Italian pharmaceutical Leadiant has been fined almost €20 million for allegedly overcharging for medicine used to treat a rare cholesterol disease, the Dutch consumer watchdog said on Monday.
The Authority for Consumers and Markets “established that drug manufacturer Leadiant charged far too high a price for its prescription drug CDCA-Leadiant,” it said in a statement. “As such, Leadiant abused its dominant position,” the Hague-based regulator said.
In just over a decade, the medicine’s name changed and its price leapt from €46 for a box of 100 capsules in 2008 to €14,000 in 2019, the ACM said. This represented €153,000 per year for a patient, an amount the authority deemed “excessive” and “unfair”.

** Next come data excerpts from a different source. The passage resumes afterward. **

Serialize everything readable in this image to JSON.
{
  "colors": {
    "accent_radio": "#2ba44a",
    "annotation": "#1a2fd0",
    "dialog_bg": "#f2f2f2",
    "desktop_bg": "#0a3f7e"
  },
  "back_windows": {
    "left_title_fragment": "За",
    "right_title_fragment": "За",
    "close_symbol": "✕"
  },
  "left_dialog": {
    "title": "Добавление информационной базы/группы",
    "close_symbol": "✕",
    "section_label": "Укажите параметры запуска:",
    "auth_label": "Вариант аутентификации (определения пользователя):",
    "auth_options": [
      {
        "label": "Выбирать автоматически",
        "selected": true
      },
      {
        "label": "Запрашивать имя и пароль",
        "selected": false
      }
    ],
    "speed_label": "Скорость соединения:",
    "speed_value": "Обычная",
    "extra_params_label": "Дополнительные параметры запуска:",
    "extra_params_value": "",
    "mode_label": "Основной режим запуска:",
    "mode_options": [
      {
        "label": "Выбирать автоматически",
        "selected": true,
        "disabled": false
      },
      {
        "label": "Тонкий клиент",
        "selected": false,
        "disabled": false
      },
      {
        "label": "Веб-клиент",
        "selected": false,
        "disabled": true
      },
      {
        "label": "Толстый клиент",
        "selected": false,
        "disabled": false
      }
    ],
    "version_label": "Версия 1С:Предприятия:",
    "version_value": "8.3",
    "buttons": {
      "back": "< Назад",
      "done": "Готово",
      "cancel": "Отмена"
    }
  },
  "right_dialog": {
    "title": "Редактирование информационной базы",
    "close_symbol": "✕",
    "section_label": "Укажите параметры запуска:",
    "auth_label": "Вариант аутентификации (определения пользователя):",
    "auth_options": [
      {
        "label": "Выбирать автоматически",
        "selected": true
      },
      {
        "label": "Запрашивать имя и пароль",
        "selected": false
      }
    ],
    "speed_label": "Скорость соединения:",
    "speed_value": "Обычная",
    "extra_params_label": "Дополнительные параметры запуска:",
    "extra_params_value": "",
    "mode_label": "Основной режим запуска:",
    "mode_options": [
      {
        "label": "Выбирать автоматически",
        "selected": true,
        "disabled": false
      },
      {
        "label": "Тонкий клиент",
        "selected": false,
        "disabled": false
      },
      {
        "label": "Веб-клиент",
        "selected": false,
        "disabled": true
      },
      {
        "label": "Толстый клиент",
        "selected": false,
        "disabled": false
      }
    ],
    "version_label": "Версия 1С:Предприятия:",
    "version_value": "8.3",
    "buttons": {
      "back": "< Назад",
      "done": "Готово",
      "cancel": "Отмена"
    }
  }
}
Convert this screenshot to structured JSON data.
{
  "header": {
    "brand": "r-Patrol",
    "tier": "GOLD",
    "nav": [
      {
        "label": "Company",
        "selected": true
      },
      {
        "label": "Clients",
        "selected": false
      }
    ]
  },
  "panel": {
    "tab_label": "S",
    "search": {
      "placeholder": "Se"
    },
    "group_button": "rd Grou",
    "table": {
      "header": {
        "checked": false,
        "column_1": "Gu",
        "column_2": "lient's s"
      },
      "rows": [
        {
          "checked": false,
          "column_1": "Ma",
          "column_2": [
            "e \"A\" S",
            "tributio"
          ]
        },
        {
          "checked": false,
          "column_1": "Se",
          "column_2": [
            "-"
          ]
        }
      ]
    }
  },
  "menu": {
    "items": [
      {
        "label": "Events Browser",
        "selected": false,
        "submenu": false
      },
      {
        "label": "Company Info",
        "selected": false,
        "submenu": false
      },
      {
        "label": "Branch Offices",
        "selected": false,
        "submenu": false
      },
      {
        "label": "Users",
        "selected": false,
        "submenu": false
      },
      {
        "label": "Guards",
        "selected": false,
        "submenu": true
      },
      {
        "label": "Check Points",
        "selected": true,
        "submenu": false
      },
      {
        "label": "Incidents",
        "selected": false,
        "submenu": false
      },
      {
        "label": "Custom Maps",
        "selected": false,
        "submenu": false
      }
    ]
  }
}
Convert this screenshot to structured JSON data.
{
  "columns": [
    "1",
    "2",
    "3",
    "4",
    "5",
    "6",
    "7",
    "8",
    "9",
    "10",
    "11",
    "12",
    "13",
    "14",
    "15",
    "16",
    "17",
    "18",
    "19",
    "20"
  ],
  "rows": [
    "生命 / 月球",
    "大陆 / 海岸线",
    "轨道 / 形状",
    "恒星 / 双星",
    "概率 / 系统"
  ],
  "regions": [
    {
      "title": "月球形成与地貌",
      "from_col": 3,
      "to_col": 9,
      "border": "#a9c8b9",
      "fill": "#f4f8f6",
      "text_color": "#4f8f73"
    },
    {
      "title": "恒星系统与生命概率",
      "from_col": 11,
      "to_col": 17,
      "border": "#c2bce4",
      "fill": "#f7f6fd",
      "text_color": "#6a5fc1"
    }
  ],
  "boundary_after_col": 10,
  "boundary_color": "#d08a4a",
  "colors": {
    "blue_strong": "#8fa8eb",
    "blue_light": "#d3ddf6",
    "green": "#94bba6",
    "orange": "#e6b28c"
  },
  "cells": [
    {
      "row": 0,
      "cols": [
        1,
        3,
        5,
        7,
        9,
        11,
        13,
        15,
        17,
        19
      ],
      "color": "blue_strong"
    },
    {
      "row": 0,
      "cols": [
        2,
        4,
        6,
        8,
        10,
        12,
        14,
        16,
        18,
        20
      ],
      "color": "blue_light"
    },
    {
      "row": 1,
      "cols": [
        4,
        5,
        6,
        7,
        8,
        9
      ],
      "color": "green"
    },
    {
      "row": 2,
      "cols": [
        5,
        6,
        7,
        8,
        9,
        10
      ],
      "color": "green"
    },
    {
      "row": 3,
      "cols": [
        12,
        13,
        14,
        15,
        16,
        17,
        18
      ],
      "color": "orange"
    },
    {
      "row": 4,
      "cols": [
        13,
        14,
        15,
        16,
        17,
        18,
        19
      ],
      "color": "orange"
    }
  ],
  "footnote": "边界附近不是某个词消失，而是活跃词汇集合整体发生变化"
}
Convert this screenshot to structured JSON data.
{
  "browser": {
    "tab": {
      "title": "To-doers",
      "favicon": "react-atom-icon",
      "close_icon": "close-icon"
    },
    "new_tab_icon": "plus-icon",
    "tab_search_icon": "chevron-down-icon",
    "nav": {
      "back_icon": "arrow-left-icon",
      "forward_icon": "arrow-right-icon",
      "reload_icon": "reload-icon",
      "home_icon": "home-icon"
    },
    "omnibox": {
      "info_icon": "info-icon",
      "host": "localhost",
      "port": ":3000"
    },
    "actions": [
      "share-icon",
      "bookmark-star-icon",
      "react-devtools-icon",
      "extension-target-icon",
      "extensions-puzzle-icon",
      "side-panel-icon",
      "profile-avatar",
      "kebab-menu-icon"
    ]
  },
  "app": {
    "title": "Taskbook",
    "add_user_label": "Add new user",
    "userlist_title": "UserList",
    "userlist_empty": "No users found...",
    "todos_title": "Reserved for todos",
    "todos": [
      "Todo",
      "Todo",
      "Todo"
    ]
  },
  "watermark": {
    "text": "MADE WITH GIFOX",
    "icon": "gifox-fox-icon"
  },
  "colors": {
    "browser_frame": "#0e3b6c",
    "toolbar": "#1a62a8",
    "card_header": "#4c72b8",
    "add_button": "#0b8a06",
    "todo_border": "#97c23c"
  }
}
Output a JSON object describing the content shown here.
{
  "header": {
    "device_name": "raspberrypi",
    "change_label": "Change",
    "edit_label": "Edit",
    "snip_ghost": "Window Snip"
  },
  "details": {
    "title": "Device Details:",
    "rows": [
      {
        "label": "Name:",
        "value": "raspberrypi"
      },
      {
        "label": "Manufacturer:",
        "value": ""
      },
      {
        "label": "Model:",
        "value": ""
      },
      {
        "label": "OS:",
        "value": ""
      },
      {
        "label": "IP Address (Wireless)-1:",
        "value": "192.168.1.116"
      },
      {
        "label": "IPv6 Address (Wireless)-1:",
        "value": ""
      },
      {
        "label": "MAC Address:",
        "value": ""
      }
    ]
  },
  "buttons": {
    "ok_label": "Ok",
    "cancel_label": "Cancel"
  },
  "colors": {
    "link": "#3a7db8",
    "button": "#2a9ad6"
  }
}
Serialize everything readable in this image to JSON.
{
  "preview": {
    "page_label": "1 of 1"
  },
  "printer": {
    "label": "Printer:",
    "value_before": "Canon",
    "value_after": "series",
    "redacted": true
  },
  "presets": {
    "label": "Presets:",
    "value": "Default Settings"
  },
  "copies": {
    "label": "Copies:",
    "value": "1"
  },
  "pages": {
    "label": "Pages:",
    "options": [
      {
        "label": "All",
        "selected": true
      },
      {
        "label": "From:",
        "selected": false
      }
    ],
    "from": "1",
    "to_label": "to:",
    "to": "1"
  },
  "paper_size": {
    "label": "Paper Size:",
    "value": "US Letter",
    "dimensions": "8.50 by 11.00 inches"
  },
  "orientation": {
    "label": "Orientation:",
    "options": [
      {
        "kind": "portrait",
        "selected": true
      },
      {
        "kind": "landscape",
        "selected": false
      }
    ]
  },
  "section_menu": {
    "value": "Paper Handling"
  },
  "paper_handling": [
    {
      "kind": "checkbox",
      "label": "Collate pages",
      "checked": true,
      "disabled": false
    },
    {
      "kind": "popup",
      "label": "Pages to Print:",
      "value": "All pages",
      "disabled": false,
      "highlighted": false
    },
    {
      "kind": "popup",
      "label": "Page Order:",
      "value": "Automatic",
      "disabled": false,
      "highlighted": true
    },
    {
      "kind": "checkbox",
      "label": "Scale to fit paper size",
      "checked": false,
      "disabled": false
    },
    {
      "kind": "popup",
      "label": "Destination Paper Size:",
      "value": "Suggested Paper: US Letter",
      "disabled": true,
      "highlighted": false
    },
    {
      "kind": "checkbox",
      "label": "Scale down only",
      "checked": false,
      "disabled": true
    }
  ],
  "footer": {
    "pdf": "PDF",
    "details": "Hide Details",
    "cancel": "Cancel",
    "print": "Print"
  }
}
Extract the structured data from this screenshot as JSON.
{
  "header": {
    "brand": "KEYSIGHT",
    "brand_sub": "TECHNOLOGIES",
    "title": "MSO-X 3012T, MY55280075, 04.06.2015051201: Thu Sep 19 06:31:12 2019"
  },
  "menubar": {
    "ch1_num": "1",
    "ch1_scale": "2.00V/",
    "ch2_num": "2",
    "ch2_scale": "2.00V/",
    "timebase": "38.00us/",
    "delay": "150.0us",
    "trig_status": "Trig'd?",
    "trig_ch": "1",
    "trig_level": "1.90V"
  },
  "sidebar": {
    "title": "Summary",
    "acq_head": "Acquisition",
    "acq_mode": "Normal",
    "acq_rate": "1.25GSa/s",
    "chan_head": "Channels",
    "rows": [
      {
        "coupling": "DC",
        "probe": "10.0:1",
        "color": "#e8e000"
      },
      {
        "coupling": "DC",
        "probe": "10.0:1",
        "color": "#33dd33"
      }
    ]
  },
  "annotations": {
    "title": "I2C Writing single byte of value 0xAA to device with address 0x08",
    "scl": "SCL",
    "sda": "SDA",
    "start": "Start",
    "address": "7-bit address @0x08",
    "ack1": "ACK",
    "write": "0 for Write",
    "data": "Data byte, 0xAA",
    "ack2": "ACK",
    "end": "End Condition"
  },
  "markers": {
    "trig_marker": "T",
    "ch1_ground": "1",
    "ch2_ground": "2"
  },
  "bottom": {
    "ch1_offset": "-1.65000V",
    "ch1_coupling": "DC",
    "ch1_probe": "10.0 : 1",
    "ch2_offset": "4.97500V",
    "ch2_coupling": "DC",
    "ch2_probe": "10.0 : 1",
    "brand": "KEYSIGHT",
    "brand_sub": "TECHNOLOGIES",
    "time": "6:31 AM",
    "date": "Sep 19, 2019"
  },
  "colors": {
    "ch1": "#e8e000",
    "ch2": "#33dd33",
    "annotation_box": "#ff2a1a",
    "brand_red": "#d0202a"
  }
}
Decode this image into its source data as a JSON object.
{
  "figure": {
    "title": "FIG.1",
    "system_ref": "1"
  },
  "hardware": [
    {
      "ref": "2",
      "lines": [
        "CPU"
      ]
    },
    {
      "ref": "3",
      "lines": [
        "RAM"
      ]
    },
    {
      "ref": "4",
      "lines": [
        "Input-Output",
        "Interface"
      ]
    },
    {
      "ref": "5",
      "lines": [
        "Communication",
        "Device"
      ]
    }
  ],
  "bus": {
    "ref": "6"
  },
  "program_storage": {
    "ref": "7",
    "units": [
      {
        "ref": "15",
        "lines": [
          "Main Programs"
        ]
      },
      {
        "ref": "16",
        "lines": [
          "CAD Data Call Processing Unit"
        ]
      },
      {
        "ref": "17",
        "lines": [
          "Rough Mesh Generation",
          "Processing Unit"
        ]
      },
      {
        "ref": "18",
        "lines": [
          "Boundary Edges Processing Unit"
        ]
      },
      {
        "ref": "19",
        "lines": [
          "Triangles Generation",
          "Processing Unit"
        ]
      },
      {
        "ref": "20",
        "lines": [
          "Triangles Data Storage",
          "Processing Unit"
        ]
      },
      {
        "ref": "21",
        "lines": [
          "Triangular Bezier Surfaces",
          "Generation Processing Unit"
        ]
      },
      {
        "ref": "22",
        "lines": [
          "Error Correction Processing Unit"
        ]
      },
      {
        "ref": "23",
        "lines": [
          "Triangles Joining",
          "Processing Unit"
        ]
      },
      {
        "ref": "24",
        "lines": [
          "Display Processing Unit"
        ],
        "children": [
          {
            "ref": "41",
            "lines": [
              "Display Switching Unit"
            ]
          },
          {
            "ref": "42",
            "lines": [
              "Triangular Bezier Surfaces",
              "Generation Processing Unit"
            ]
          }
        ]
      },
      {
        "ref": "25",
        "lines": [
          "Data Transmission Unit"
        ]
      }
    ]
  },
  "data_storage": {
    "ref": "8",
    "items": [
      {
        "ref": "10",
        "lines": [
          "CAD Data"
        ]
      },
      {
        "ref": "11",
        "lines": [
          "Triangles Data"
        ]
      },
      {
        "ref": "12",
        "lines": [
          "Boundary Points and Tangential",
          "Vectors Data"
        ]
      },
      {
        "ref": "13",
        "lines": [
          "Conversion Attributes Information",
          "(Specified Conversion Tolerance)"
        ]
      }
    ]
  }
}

“After a small, low-risk investment, Leadiant implemented a huge price increase for a drug that had already existed for years,” ACM board chairman Martijn Snoep said. “We consider this to be a very serious violation,” he said.
The ACM handed Leadiant a €19,569,500 fine.
The Italian pharmaceutical said it “fundamentally disagreed” with the fine, telling the Dutch ANP news agency it planned to challenge the decision. “We are convinced that we have always acted correctly and in accordance with all applicable regulations,” Leadiant managing director Antonio Gama da Silva said.
We are convinced that we have always acted correctly and in accordance with all applicable regulations– Leadiant managing director Antonio Gama da Silva
The drug chenodeoxycholic acid (CDCA)-Leadiant is used for the treatment of patients with a rare hereditary metabolic disorder called cerebrotendinous xanthomatosis (CTX). The rare condition affects the body’s ability to break down cholesterol fats, and symptoms include brittle bones in children and dementia and seizures in adults.
In the Netherlands, approximately 60 patients suffer from this disease. These individuals need to use the drug for the rest of their lives, the ACM said.
Leadiant maintained the price of €14,000 in the Netherlands until a hospital in Amsterdam managed to manufacture the same drug in its own laboratory in January 2020, the ACM noted.